Verses 3–5. It is not lawful for you to have her. The marriage to Herodias, his brother's wife, broke Levitical law (Lev 18:16; 20:21), and it was a piece of dynastic maneuvering besides. John does the prophet's actual job and names a powerful man's corruption to his face. Notice what restrains Herod from killing him at first. Not conscience but he "feared the crowd." Power tolerates the truth-teller only as long as the optics require it.
Verses 6–11. The banquet. The scene is assembled from older scenes: the rash oath, the dance, the offer of whatever she might ask, a promise sworn at a royal banquet, echoes the world of Esther, where a king's banquet-oath saves a people. Here the machinery runs in reverse and destroys a prophet. Behind that sits Elijah. Matthew has already identified John as Elijah returned (11:14; 17:12–13), which casts Herodias as the new Jezebel hunting the prophet's life and Herod as the new Ahab, weak, sulking, doing the killing his wife wants done.
The tyrant is "grieved," and kills anyway, not from conviction but to save face in front of his guests. John dies for a dinner-party reputation.
The seed of this is the cost of speaking against a leader's immorality. The contemporary application is easy to find. The people demanding that the powerful be held accountable get treated as the problem, while the corruption itself gets a pass.
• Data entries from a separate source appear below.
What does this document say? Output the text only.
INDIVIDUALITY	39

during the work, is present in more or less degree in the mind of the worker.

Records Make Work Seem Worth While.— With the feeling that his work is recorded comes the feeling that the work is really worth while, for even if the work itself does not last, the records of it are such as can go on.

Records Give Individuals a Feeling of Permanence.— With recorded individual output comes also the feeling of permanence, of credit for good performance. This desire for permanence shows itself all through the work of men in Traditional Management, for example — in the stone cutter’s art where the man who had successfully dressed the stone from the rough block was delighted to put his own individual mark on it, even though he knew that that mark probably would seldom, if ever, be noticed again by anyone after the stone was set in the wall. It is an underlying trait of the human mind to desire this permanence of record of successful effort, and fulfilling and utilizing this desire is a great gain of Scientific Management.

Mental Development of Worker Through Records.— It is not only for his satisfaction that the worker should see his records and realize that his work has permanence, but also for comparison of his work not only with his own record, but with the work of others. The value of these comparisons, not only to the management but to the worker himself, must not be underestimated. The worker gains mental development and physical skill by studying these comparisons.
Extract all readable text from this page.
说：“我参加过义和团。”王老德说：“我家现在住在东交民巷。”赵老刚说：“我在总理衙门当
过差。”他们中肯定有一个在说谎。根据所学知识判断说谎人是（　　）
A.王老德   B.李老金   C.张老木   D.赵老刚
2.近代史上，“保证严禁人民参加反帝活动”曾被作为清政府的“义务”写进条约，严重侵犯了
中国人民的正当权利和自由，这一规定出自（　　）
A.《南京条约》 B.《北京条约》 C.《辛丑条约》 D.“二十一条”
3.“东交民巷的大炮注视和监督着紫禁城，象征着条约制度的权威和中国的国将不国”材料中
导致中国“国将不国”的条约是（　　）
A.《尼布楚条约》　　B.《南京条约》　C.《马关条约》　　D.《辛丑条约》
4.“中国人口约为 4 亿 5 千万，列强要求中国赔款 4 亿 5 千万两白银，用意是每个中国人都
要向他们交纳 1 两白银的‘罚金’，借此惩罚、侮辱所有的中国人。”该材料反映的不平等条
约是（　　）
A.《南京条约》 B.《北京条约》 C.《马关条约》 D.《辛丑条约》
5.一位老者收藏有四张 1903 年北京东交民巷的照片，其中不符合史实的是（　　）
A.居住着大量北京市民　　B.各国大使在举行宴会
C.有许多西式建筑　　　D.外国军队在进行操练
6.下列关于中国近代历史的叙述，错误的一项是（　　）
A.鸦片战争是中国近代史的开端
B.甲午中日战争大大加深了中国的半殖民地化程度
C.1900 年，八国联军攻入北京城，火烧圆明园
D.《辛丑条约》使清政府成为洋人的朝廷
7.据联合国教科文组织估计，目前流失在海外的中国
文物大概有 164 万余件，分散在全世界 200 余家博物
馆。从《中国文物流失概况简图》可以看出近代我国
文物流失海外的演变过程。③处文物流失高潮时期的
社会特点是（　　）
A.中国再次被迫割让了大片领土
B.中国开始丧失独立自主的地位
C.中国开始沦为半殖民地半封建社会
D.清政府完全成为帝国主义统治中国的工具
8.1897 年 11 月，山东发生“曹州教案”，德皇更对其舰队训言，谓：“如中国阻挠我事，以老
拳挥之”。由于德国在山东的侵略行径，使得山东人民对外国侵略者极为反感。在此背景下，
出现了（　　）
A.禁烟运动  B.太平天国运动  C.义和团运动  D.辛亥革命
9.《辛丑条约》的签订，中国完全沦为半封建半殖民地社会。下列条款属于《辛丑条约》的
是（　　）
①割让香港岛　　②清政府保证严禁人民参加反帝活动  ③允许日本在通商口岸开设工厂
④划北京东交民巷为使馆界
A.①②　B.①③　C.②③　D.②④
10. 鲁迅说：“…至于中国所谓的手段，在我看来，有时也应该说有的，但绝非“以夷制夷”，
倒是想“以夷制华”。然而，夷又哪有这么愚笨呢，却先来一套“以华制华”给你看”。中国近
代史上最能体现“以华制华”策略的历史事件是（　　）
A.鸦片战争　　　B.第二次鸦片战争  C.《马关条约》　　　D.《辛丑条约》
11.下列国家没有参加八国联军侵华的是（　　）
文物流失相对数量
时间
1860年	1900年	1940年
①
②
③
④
Naming the sin becomes the offense.
The system does not punish the prophet because the prophet is wrong. It punishes the prophet because the prophet is heard.
Questions for reflection
Herod killed a man he knew was righteous rather than lose face in front of his guests. Where does the fear of how you will look keep you from doing what you already know is right?
John spoke the truth to a man who could destroy him, and it cost him his life. What truth are you sitting on because the person who needs to hear it has power over you?